Radiance-Linux and Radiance-Windows appear to have a different peak extraction algorithm

Dear Radiance experts,

I am using aBSDF type materials to model roller shades using 5pm for annual glare risk assessment based on DGP.

I ran the same set of input files on Windows and Linux twice, but the maximum luminance values from Radiance-Linux ( Radiance 5.4a (2023-01-29)) are much higher than those from Radiance-Windows ( Radiance 5.4a (2023-01-13)), particularly when the sun is at the edge of the façade.

For example, at 10 am on March 6th, in Chicago:

Windows Linux
Maxmum luminance in cds hdr image 3.78E+06 1.98E+08
Maxmum luminance (blurred 5pm) 3.31E+06 1.71E+08
DGP (blurred 5pm) 0.32 0.48

Although Linux Radiance detects a glare source to be above 1.98E+08, it looks like a single pixel and I could not manually locate the glare source using “hdrscope”. When I tried to select the glare source from both cds hdr images, the glare sources were around 3.78E+06 in both images.

Could be possible that the PE algorithm on Radiance-Linux and Radiance-Windows are slightly different?

Is it sensible to replace the luminance value of a single-pixel glare source for the scenarios when the sun is at the edge of the façade, or add a narrow black mask along the edge of the facade on the original cds hdr image? If so, I wonder how to replace luminance values in parts of a hdr image.

Thank you for your time and patience!

Best,
Sichen

Hi Sichen,

This is less likely a difference between Linux and Windows versions of Radiance and more likely random sampling variations that might be corrected by rendering higher-resolution images so that you don’t have just one or two samples for the sun.

Best,
-Greg

Dear Greg,

Thank you for your prompt response. I used a image size of 800 x 800 pixels.

I tested many shades on Windows and 2 shades on Linux, but Linux always had a higher peak illuminance when the sun is at the edge of the façade. Maybe increasing the size could help.

Best,
Sichen

If this is happening right at the edge of your window, small numerical differences in the calculation might also be at play. I hesitate to guess where these might be happening, but you could check the solar times/angles or make sure you use the -pj 0 option to vwrays and the same data types in Windows and Linux when passing ray vectors from vwrays to rfluxmtx or rcontrib.

Best,
-Greg

Hi Greg,

Thank you for the advice.
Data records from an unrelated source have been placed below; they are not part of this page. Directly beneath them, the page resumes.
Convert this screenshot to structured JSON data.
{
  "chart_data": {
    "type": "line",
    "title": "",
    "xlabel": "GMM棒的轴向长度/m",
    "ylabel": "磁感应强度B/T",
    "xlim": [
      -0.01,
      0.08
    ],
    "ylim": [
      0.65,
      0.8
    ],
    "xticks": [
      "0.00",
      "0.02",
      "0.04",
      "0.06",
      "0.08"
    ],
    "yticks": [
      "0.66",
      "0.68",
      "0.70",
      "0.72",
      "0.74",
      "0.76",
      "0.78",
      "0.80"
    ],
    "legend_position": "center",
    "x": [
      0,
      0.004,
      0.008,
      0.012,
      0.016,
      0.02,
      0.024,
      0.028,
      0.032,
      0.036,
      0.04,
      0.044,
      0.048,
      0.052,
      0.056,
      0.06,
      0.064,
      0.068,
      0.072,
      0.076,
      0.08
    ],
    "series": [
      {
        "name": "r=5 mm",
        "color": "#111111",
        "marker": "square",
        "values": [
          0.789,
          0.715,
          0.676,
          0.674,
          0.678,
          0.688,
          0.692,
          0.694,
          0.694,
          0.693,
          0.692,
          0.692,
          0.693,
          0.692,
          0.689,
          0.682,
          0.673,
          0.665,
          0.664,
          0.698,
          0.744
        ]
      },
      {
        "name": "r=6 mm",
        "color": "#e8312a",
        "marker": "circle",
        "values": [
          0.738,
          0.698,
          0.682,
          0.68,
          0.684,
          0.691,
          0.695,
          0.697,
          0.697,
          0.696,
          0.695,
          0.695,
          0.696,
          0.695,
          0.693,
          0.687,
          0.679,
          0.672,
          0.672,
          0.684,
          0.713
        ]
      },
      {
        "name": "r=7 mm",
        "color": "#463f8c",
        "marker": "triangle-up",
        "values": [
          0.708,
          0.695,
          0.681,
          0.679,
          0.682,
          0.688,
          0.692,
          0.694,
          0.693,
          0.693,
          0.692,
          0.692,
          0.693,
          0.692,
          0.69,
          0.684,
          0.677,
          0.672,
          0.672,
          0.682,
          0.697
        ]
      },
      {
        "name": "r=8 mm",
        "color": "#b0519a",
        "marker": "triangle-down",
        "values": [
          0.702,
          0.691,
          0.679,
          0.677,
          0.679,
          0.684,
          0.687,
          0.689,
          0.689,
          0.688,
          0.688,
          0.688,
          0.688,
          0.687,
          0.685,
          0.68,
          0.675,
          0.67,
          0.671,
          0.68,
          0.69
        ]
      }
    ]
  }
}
I will do some tests and let you know what I find.

Best,
Sichen

Hi Sichen,

in more general terms, you cannot expect that an image feature is accurately represented by one pixel (analogies to the Nyquist theorem may be drawn). To have a reliable result, you should aim for at least three samples (e.g. pixels) per dimension (x,y) on the smallest feature you want to account for (e.g. that would still make a difference in your study). 800px almost fullfills that for a 180° fisheye when the full sun disk is visible (e.g. 800px/180deg. = 4.4px/deg. gives 2.2px on a 0.5deg. sun disk), but not when partially occluded.

Best, Lars.

Hi Lars,

Thank you for your response. These are very useful comments in general and to my study.

Best,
Sichen

Dear Greg,

After I used -pj 0, Windows and Linux had the same results.